Alejandra Glaze (EOL)

O ódio assegura, rechaçando-o, o ser do outro, o que conduz, finalmente – no social -, às estratégias de guerra, às vinganças e aos crimes. Trata-se do ódio “como aquilo que se dirige da maneira mais sólida ao ser que fala”¹.

A cultura é um tipo de laço que se afirma² sobre certas representações que respondem à unidade do corpo, constituindo imperativos de gozo que incluem o ódio ao Outro, manifesto nos racismos. Fazer do Outro um estranho, odiando-o em seu ser, é produto do próprio ódio que surge de não obter a satisfação esperada; ódio que acaba retornando do Outro que goza daquilo que falta a quem odeia, “roubando” o gozo que lhe corresponderia. Uma orientação precisa na clínica do ódio.

Ana. Na entrada da adolescência, sofreu a rejeição de seu pai, “porque já era uma mulher”. “Eu era uma menina alegre e feliz até que cheguei à adolescência. E me tornei isso, uma inútil para tudo, uma incapacitada que não serve nem como mulher, nem como mãe, nem como nada”. Mas o que nos interessa está nesta frase: “Sou Katrina quando algo me enfurece, quando tentam fazer comigo o que querem”. Nunca está à altura dos ideais, chora pelo irremediavelmente perdido, o que não lhe foi dado e do qual supõe que os demais desfrutam, inclusive suas próprias filhas, às quais lhes torna a vida impossível. Diante da iminência do objeto, como sensação do desejo do outro que a objetifica, aparece a angústia que a confronta com a finitude do mundo construído como ordem simbólica sobre o vazio do objeto.

Como disse P. Moraga:Quando o outro não nos devolve a imagem ideal, torna-se ameaçador, mau. Mas a dialética imaginária, com suas paixões, não é suficiente para dar conta disso uma vez que o outro pode ser para o sujeito o impossível de suportar³.

Eva. Após o nascimento de sua filha, diz: “Sou uma bela m…”. “A única coisa real são meus maus pensamentos”. “Fiquei desiludida quando vi que esta é a realidade e me transformei nisso”. Apresenta, rindo, o que implica a demanda infernal do outro, que desperta seu ódio mais absoluto: “Uma criança chora, grita, e você, provavelmente queira matá-la”. “Há algo insuportável nessa situação de dependência, essa demanda constante de onde parece que a vida me sepulta”. “Represento-me com os cabelos em pé, vomitada, enlouquecida, transformada em um ser degradado a objeto”.
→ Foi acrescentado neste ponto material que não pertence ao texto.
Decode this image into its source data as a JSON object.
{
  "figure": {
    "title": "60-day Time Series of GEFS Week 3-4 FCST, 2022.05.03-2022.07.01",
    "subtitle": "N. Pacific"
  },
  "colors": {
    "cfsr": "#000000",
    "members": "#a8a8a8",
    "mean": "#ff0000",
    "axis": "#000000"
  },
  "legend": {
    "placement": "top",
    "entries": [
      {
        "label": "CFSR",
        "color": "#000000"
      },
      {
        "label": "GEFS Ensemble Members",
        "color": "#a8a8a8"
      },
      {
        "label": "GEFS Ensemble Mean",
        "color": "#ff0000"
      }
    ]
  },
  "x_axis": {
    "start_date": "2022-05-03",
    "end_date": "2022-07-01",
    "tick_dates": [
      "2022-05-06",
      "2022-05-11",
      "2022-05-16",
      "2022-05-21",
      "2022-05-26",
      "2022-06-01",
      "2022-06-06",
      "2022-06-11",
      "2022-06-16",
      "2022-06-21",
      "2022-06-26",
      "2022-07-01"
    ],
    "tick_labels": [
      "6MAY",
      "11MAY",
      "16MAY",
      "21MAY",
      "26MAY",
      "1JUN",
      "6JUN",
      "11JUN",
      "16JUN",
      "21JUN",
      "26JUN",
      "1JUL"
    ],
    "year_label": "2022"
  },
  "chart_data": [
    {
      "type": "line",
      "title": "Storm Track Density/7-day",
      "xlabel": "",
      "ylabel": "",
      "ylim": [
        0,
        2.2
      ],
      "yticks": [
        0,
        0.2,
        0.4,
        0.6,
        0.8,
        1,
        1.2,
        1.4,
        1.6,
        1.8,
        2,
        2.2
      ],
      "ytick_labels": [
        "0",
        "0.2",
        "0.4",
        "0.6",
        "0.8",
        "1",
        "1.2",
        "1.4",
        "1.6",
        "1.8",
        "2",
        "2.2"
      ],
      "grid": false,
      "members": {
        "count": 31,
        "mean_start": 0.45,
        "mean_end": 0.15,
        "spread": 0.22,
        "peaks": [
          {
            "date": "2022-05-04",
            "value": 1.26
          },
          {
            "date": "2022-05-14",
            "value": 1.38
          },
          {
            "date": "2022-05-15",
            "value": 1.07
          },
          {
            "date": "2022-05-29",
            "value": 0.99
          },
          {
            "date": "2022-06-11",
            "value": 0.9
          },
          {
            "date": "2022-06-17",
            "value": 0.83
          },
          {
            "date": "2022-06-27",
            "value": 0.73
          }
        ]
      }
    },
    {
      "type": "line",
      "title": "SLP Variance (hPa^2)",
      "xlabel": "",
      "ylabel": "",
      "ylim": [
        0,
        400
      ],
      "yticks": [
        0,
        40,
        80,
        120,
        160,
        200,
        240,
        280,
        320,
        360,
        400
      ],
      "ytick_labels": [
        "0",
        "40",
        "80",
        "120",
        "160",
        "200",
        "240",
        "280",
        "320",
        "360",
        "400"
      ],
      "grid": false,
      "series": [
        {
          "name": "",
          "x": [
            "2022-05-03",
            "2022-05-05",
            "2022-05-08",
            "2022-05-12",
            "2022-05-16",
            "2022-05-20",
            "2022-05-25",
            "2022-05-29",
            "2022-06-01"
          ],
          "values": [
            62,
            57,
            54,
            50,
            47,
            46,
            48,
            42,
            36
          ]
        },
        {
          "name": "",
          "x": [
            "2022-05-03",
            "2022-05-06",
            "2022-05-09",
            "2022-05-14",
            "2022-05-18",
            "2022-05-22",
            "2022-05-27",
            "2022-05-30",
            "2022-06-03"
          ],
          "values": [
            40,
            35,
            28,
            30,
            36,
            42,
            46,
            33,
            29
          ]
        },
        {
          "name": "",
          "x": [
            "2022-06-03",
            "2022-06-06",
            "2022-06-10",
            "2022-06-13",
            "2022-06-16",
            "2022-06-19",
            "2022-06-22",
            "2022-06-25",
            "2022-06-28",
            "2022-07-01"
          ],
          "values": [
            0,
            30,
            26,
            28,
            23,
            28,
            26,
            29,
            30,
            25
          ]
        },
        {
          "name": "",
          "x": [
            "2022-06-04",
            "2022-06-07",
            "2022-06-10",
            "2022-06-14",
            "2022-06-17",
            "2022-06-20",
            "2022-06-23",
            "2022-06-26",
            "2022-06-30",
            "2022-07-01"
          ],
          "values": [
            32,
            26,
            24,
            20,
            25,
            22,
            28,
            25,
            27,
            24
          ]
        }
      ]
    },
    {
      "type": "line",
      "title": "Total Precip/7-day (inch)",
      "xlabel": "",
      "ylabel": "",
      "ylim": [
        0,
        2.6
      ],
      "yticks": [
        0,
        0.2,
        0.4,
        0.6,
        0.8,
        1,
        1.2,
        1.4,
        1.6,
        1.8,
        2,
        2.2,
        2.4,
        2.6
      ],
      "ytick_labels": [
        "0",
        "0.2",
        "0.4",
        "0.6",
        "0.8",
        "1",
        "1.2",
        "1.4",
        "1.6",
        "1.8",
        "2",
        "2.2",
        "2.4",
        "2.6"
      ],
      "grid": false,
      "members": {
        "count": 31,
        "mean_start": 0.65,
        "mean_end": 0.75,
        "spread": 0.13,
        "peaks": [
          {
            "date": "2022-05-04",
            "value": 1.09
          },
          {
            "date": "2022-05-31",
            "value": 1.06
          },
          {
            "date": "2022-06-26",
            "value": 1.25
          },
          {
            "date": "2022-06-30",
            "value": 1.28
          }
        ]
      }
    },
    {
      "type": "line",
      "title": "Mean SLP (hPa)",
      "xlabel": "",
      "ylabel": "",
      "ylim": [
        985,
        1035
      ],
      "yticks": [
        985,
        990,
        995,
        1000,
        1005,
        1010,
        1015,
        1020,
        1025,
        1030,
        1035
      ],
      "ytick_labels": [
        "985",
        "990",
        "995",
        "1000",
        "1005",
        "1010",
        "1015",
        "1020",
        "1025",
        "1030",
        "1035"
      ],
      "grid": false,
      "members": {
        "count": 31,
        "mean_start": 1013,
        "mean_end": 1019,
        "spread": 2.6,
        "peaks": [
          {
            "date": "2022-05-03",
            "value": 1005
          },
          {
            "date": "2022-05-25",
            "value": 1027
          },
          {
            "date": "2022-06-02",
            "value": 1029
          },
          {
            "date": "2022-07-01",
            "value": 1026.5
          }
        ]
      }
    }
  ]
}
“Inundada de ódio”, acrescenta: “Eu era uma menina e isso era um problema. Cresci, meu papai nunca conseguiu me deter e nos matávamos”. “Hoje continuo esperando algo do Outro, e não tenho que esperar nada”. “Tenho uma fúria que devo controlar porque sou capaz de qualquer coisa”. A desestabilização é sempre iminente frente à impostura do mundo que a rodeia.

Os dois casos evidenciam de que modo se situam como “um presente envenenado para o outro”. Um ódio que oferece certa consistência a um parlêtre que sempre está em fuga. A um corpo que, se odiando, também odeia, e que localiza um Outro ao qual dar corpo e forma, mas que está sempre em retirada. Desse modo, a figura do melancólico hipermoderno dá conta daquele que salta para o vazio guiado pelo ódio, “único sentimento lúcido”⁴ que dá alguma consistência ao Outro também em ruínas, deixando-o em sua dimensão de puro objeto dejeto – possuidor de um corpo que se é como única certeza. Um corpo sem véus como única consistência⁵.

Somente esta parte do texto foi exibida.